Wie du eine To-do Liste schreibst die funktioniert

To-Do Listen gehören auf jeden Schreibtisch. Sie sind sowas wie der heilige Gral der Effektivität. Das stimmt sogar, wenn du sie richtig einsetzt. Wenn du eine hast, ist sie aber wahrscheinlich zu lang und wird täglich länger.

Wenn das so ist, wird es Zeit deine To-Do Liste zu kürzen und zu optimieren.   

Die gängigste Art der To-Do Liste ist ein einfacher Zettel, auf den man alles notiert, was erledigt werden muss. Hat man es abgearbeitet, wird es durchgestrichen. Wenn das Blatt voll ist kommt das nächste. Diese Methode ist sehr einfach aber auch oft unübersichtlich.

Im Netz finden sich unzählige Vorlagen zum Ausdrucken. Für Smartphones und Tablets gibt es vorinstallierte Möglichkeiten, meistens in Form der Notizen App. Darüber hinaus gibt es zusätzliche To-Do Listen Apps mit komplexen Funktionen, die alle helfen sollen deine To-Dos zu verwalten.

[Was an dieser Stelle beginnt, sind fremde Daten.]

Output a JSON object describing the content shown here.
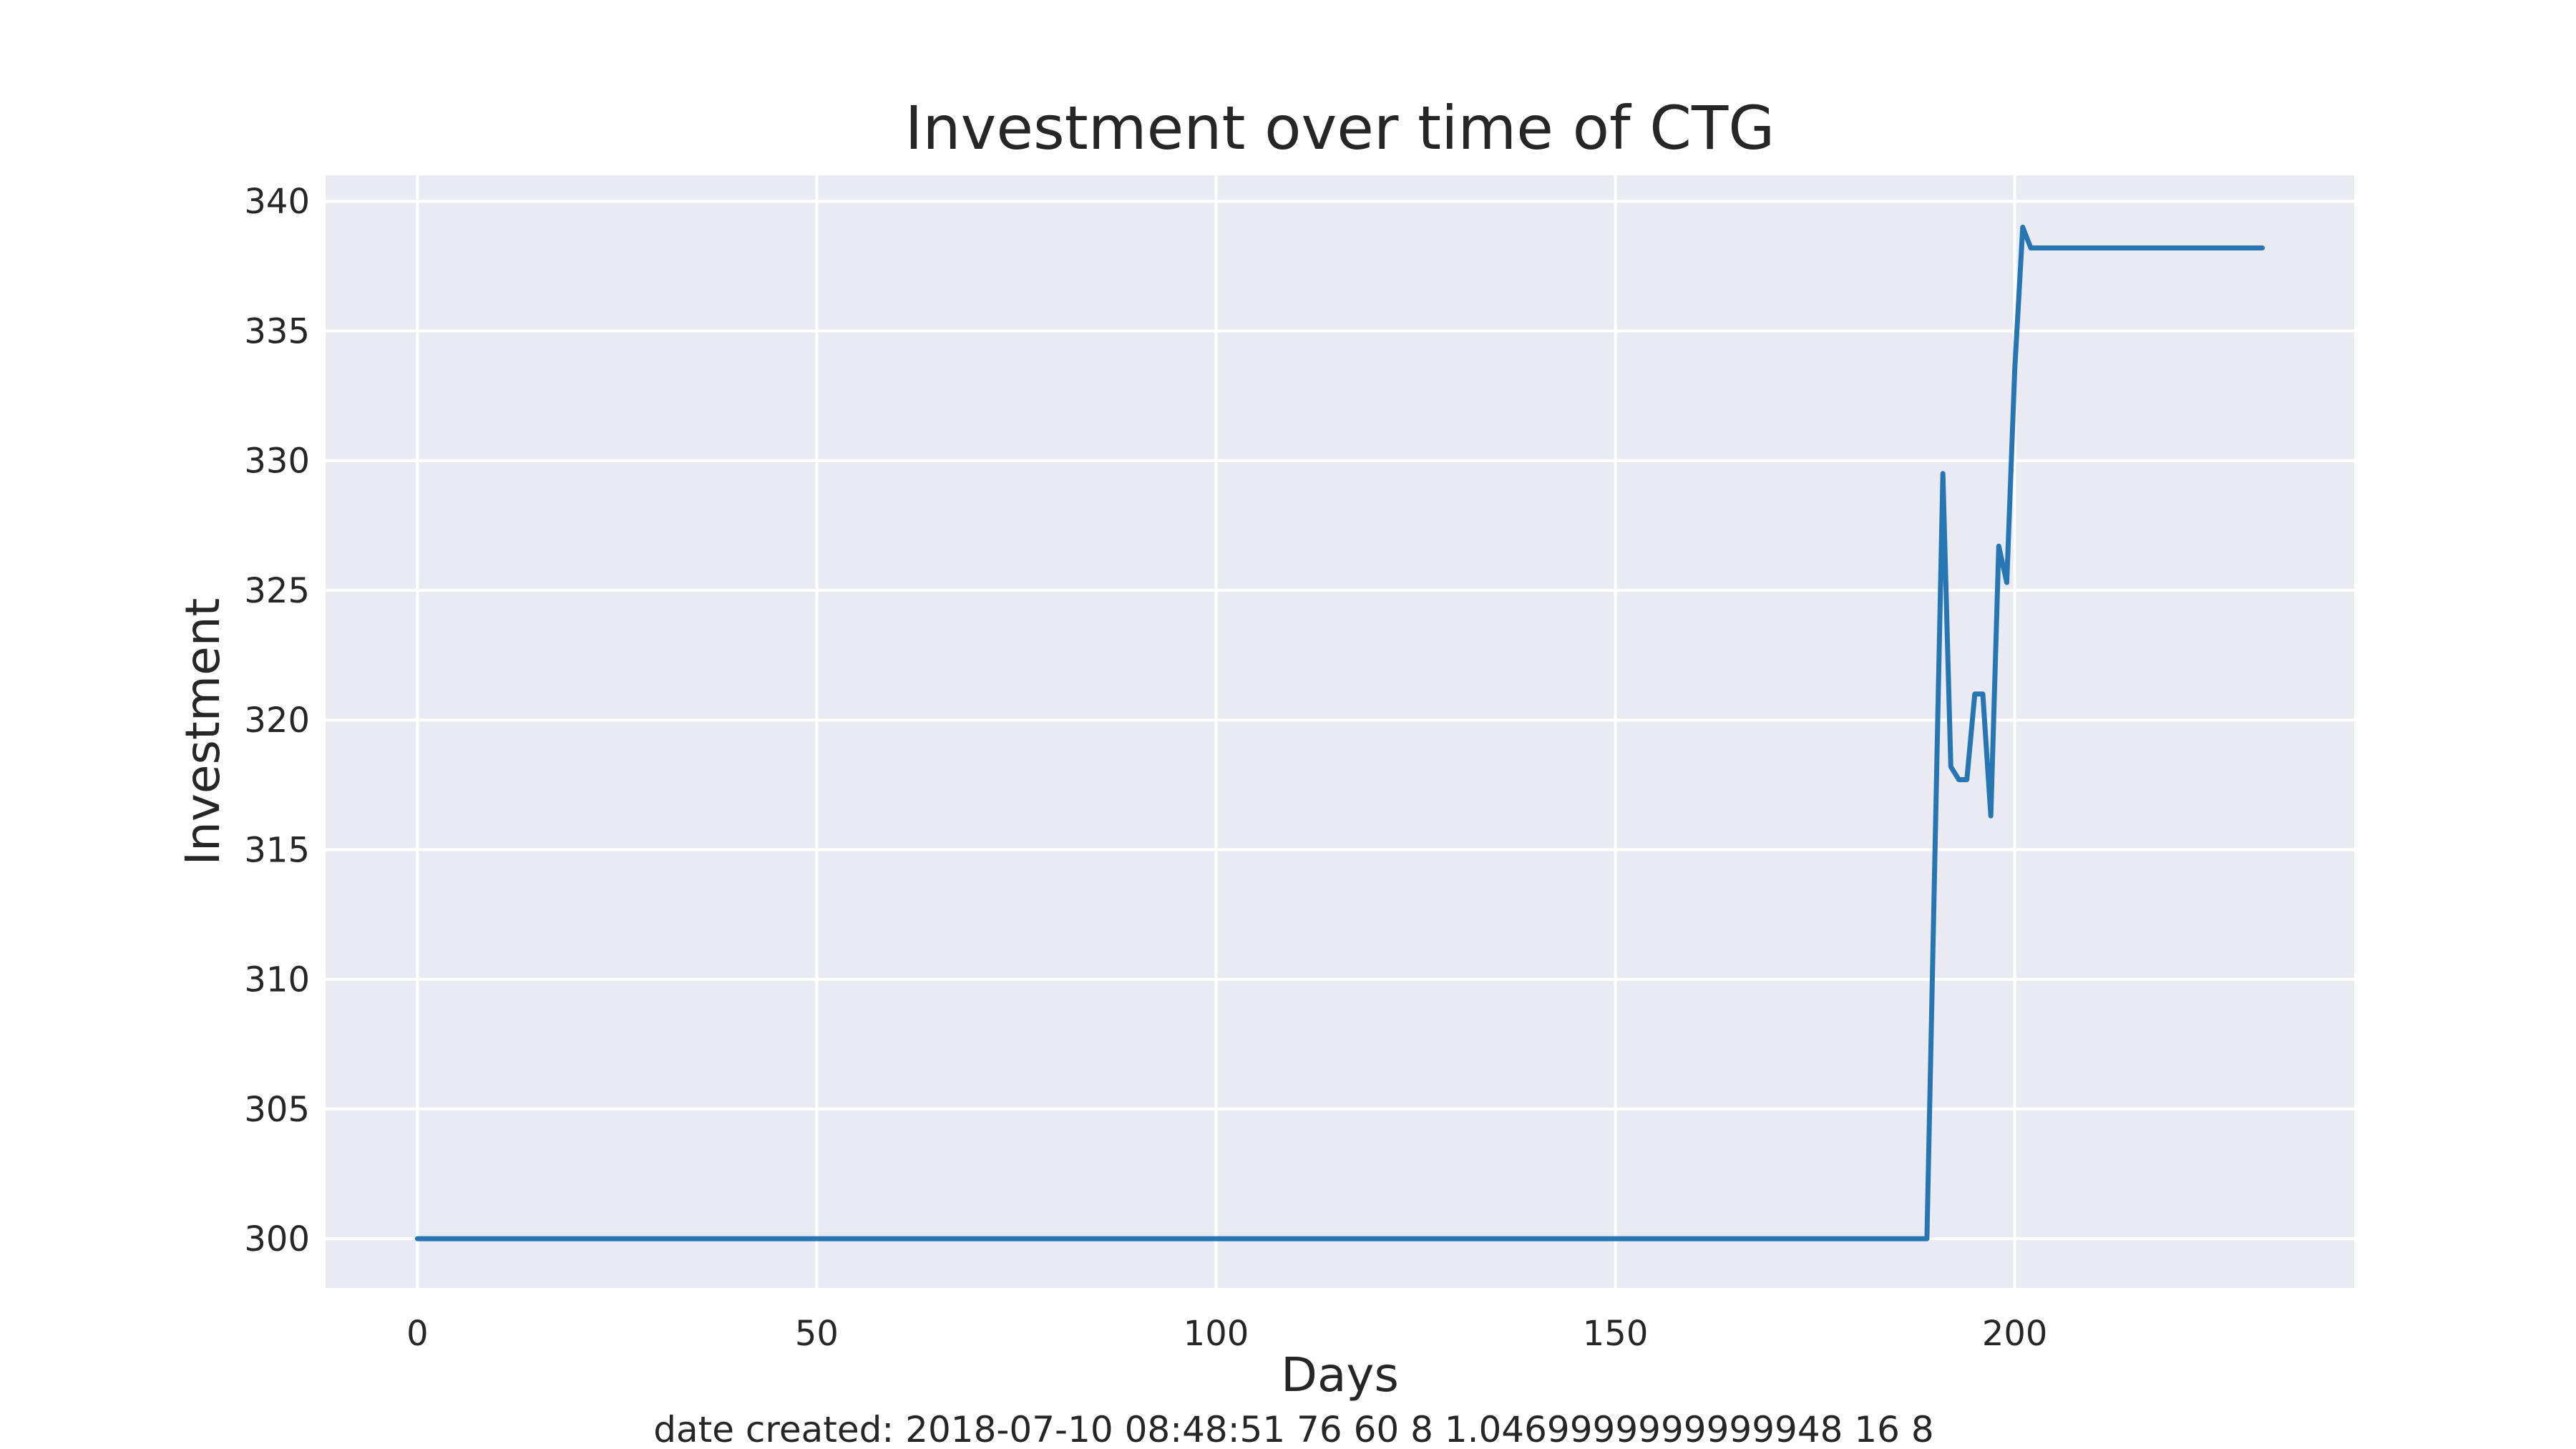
{
  "chart_data": {
    "type": "line",
    "title": "Investment over time of CTG",
    "xlabel": "Days",
    "ylabel": "Investment",
    "footnote": "date created: 2018-07-10 08:48:51 76 60 8 1.0469999999999948 16 8",
    "xlim": [
      -11.5,
      242.5
    ],
    "ylim": [
      298.1,
      341
    ],
    "xticks": [
      0,
      50,
      100,
      150,
      200
    ],
    "yticks": [
      300,
      305,
      310,
      315,
      320,
      325,
      330,
      335,
      340
    ],
    "grid": true,
    "style": {
      "background": "#EAEAF2",
      "grid_color": "#FFFFFF",
      "line_color": "#2776B4"
    },
    "series": [
      {
        "x": [
          0,
          189,
          191,
          192,
          193,
          194,
          195,
          196,
          197,
          198,
          199,
          200,
          201,
          202,
          231
        ],
        "y": [
          300,
          300,
          329.5,
          318.2,
          317.7,
          317.7,
          321,
          321,
          316.3,
          326.7,
          325.3,
          333.5,
          339,
          338.2,
          338.2
        ]
      }
    ]
  }
}
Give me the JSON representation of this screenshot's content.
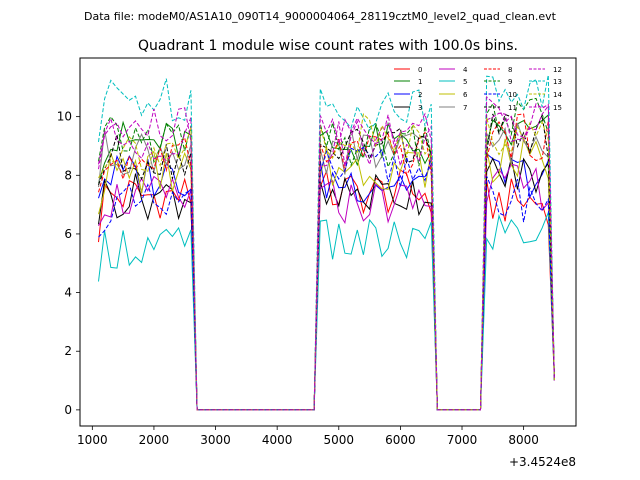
{
  "figure": {
    "suptitle": "Data file: modeM0/AS1A10_090T14_9000004064_28119cztM0_level2_quad_clean.evt"
  },
  "chart_data": {
    "type": "line",
    "title": "Quadrant 1 module wise count rates with 100.0s bins.",
    "xlabel": "",
    "ylabel": "",
    "x_offset_label": "+3.4524e8",
    "xlim": [
      800,
      8850
    ],
    "ylim": [
      -0.55,
      12.0
    ],
    "xticks": [
      1000,
      2000,
      3000,
      4000,
      5000,
      6000,
      7000,
      8000
    ],
    "xtick_labels": [
      "1000",
      "2000",
      "3000",
      "4000",
      "5000",
      "6000",
      "7000",
      "8000"
    ],
    "yticks": [
      0,
      2,
      4,
      6,
      8,
      10
    ],
    "ytick_labels": [
      "0",
      "2",
      "4",
      "6",
      "8",
      "10"
    ],
    "grid": false,
    "legend_position": "top-right",
    "gaps": [
      [
        2600,
        4700
      ],
      [
        6500,
        7400
      ]
    ],
    "segments": [
      [
        1100,
        2600
      ],
      [
        4700,
        6500
      ],
      [
        7400,
        8500
      ]
    ],
    "bin_width": 100,
    "series": [
      {
        "name": "0",
        "color": "#ff0000",
        "style": "solid",
        "levels": [
          7.3,
          7.4,
          7.1
        ],
        "amp": 0.8
      },
      {
        "name": "1",
        "color": "#008000",
        "style": "solid",
        "levels": [
          9.1,
          9.0,
          9.4
        ],
        "amp": 0.8
      },
      {
        "name": "2",
        "color": "#0000ff",
        "style": "solid",
        "levels": [
          8.0,
          7.8,
          8.0
        ],
        "amp": 0.8
      },
      {
        "name": "3",
        "color": "#000000",
        "style": "solid",
        "levels": [
          7.3,
          7.4,
          8.0
        ],
        "amp": 0.8
      },
      {
        "name": "4",
        "color": "#bf00bf",
        "style": "solid",
        "levels": [
          7.2,
          7.1,
          7.6
        ],
        "amp": 0.8
      },
      {
        "name": "5",
        "color": "#00bfbf",
        "style": "solid",
        "levels": [
          5.6,
          5.7,
          6.1
        ],
        "amp": 0.8
      },
      {
        "name": "6",
        "color": "#bfbf00",
        "style": "solid",
        "levels": [
          8.1,
          8.3,
          8.5
        ],
        "amp": 0.8
      },
      {
        "name": "7",
        "color": "#808080",
        "style": "solid",
        "levels": [
          8.8,
          8.8,
          9.1
        ],
        "amp": 0.8
      },
      {
        "name": "8",
        "color": "#ff0000",
        "style": "dashed",
        "levels": [
          8.5,
          8.7,
          9.3
        ],
        "amp": 0.8
      },
      {
        "name": "9",
        "color": "#008000",
        "style": "dashed",
        "levels": [
          9.2,
          9.0,
          9.9
        ],
        "amp": 0.8
      },
      {
        "name": "10",
        "color": "#0000ff",
        "style": "dashed",
        "levels": [
          6.9,
          8.2,
          7.2
        ],
        "amp": 0.8
      },
      {
        "name": "11",
        "color": "#000000",
        "style": "dashed",
        "levels": [
          8.6,
          9.0,
          9.3
        ],
        "amp": 0.8
      },
      {
        "name": "12",
        "color": "#bf00bf",
        "style": "dashed",
        "levels": [
          9.2,
          9.1,
          9.6
        ],
        "amp": 0.8
      },
      {
        "name": "13",
        "color": "#00bfbf",
        "style": "dashed",
        "levels": [
          10.6,
          10.3,
          10.9
        ],
        "amp": 0.8
      },
      {
        "name": "14",
        "color": "#bfbf00",
        "style": "dashed",
        "levels": [
          8.9,
          9.3,
          9.4
        ],
        "amp": 0.8
      },
      {
        "name": "15",
        "color": "#bf00bf",
        "style": "dashed",
        "levels": [
          9.6,
          9.7,
          10.0
        ],
        "amp": 0.8
      }
    ]
  }
}
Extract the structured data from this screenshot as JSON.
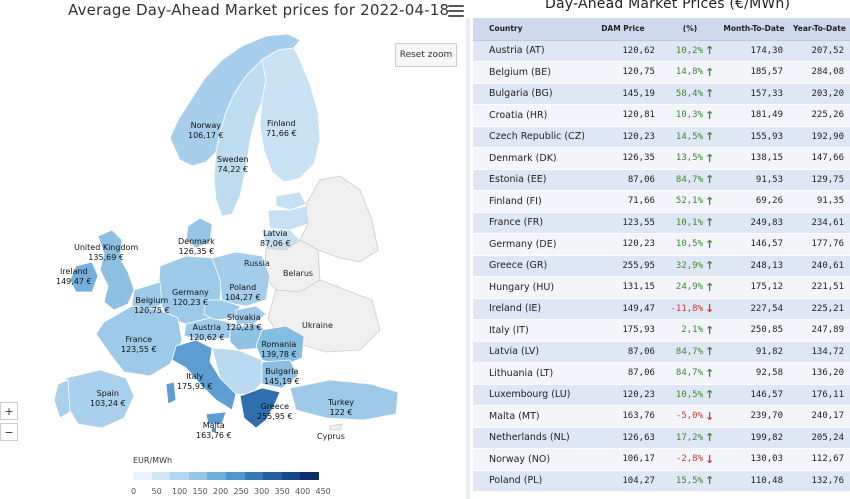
{
  "map": {
    "title": "Average Day-Ahead Market prices for 2022-04-18",
    "reset_zoom": "Reset zoom",
    "zoom_in": "+",
    "zoom_out": "−",
    "legend_title": "EUR/MWh",
    "legend_ticks": [
      "0",
      "50",
      "100",
      "150",
      "200",
      "250",
      "300",
      "350",
      "400",
      "450"
    ],
    "legend_colors": [
      "#e8f3fb",
      "#cfe6f5",
      "#b3d7ee",
      "#94c6e6",
      "#6fb0db",
      "#4f97cd",
      "#3779b8",
      "#245ea4",
      "#16468c",
      "#0e2f6e"
    ],
    "labels": {
      "norway": [
        "Norway",
        "106,17 €"
      ],
      "finland": [
        "Finland",
        "71,66 €"
      ],
      "sweden": [
        "Sweden",
        "74,22 €"
      ],
      "uk": [
        "United Kingdom",
        "135,69 €"
      ],
      "ireland": [
        "Ireland",
        "149,47 €"
      ],
      "denmark": [
        "Denmark",
        "126,35 €"
      ],
      "latvia": [
        "Latvia",
        "87,06 €"
      ],
      "russia": "Russia",
      "belarus": "Belarus",
      "germany": [
        "Germany",
        "120,23 €"
      ],
      "poland": [
        "Poland",
        "104,27 €"
      ],
      "belgium": [
        "Belgium",
        "120,75 €"
      ],
      "slovakia": [
        "Slovakia",
        "120,23 €"
      ],
      "ukraine": "Ukraine",
      "austria": [
        "Austria",
        "120,62 €"
      ],
      "france": [
        "France",
        "123,55 €"
      ],
      "romania": [
        "Romania",
        "139,78 €"
      ],
      "italy": [
        "Italy",
        "175,93 €"
      ],
      "bulgaria": [
        "Bulgaria",
        "145,19 €"
      ],
      "spain": [
        "Spain",
        "103,24 €"
      ],
      "turkey": [
        "Turkey",
        "122 €"
      ],
      "greece": [
        "Greece",
        "255,95 €"
      ],
      "malta": [
        "Malta",
        "163,76 €"
      ],
      "cyprus": "Cyprus"
    }
  },
  "table": {
    "title": "Day-Ahead Market Prices (€/MWh)",
    "headers": [
      "Country",
      "DAM Price",
      "(%)",
      "Month-To-Date",
      "Year-To-Date"
    ],
    "rows": [
      {
        "country": "Austria (AT)",
        "price": "120,62",
        "pct": "10,2%",
        "dir": "up",
        "mtd": "174,30",
        "ytd": "207,52"
      },
      {
        "country": "Belgium (BE)",
        "price": "120,75",
        "pct": "14,8%",
        "dir": "up",
        "mtd": "185,57",
        "ytd": "284,08"
      },
      {
        "country": "Bulgaria (BG)",
        "price": "145,19",
        "pct": "58,4%",
        "dir": "up",
        "mtd": "157,33",
        "ytd": "203,20"
      },
      {
        "country": "Croatia (HR)",
        "price": "120,81",
        "pct": "10,3%",
        "dir": "up",
        "mtd": "181,49",
        "ytd": "225,26"
      },
      {
        "country": "Czech Republic (CZ)",
        "price": "120,23",
        "pct": "14,5%",
        "dir": "up",
        "mtd": "155,93",
        "ytd": "192,90"
      },
      {
        "country": "Denmark (DK)",
        "price": "126,35",
        "pct": "13,5%",
        "dir": "up",
        "mtd": "138,15",
        "ytd": "147,66"
      },
      {
        "country": "Estonia (EE)",
        "price": "87,06",
        "pct": "84,7%",
        "dir": "up",
        "mtd": "91,53",
        "ytd": "129,75"
      },
      {
        "country": "Finland (FI)",
        "price": "71,66",
        "pct": "52,1%",
        "dir": "up",
        "mtd": "69,26",
        "ytd": "91,35"
      },
      {
        "country": "France (FR)",
        "price": "123,55",
        "pct": "10,1%",
        "dir": "up",
        "mtd": "249,83",
        "ytd": "234,61"
      },
      {
        "country": "Germany (DE)",
        "price": "120,23",
        "pct": "10,5%",
        "dir": "up",
        "mtd": "146,57",
        "ytd": "177,76"
      },
      {
        "country": "Greece (GR)",
        "price": "255,95",
        "pct": "32,9%",
        "dir": "up",
        "mtd": "248,13",
        "ytd": "240,61"
      },
      {
        "country": "Hungary (HU)",
        "price": "131,15",
        "pct": "24,9%",
        "dir": "up",
        "mtd": "175,12",
        "ytd": "221,51"
      },
      {
        "country": "Ireland (IE)",
        "price": "149,47",
        "pct": "-11,8%",
        "dir": "down",
        "mtd": "227,54",
        "ytd": "225,21"
      },
      {
        "country": "Italy (IT)",
        "price": "175,93",
        "pct": "2,1%",
        "dir": "up",
        "mtd": "250,85",
        "ytd": "247,89"
      },
      {
        "country": "Latvia (LV)",
        "price": "87,06",
        "pct": "84,7%",
        "dir": "up",
        "mtd": "91,82",
        "ytd": "134,72"
      },
      {
        "country": "Lithuania (LT)",
        "price": "87,06",
        "pct": "84,7%",
        "dir": "up",
        "mtd": "92,58",
        "ytd": "136,20"
      },
      {
        "country": "Luxembourg (LU)",
        "price": "120,23",
        "pct": "10,5%",
        "dir": "up",
        "mtd": "146,57",
        "ytd": "176,11"
      },
      {
        "country": "Malta (MT)",
        "price": "163,76",
        "pct": "-5,0%",
        "dir": "down",
        "mtd": "239,70",
        "ytd": "240,17"
      },
      {
        "country": "Netherlands (NL)",
        "price": "126,63",
        "pct": "17,2%",
        "dir": "up",
        "mtd": "199,82",
        "ytd": "205,24"
      },
      {
        "country": "Norway (NO)",
        "price": "106,17",
        "pct": "-2,8%",
        "dir": "down",
        "mtd": "130,03",
        "ytd": "112,67"
      },
      {
        "country": "Poland (PL)",
        "price": "104,27",
        "pct": "15,5%",
        "dir": "up",
        "mtd": "110,48",
        "ytd": "132,76"
      }
    ]
  }
}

Was ist nun die optimale To-Do Liste? 

Das kommt auf deine Arbeitsweise und Aufgaben an. Letztendlich ist es aber auch eine Frage des eigenen Geschmacks. Unterm Strich solltest du es einfach halten. Eine To-Do Liste ist eine Liste, die dich an deine Aufgaben erinnern soll und mit deren Hilfe du den Überblick behältst. Es gibt keinen Grund es komplizierter zu machen, als den Bauplan des Todesterns. Keep it simple!

Die To-Do Liste ist für dich da, nicht du für sie. Also reduziere sie auf das Minimum. Es macht einen nicht erfolgreich oder gar effektiv, wenn man auf einem 800€ Gerät seine To-Dos via App sinnlos hin und her schiebt und sie rot und blau markiert. Genauso wenig ist sie ein komplexes Kunstwerk auf Papier. Du musst den Überblick über deine Aufgaben behalten. Das ist alles. 

Die To-Do Liste um die es hier geht, bietet dir einen Überblick über 14 Tage. Die Erstellung dauert eine Minute. Das Rohmaterial liegt auf deinem Schreibtisch und kostet für 14 Tage weniger als 3 Cent. Es handelt sich um ein spektakuläres Din A4 Blatt.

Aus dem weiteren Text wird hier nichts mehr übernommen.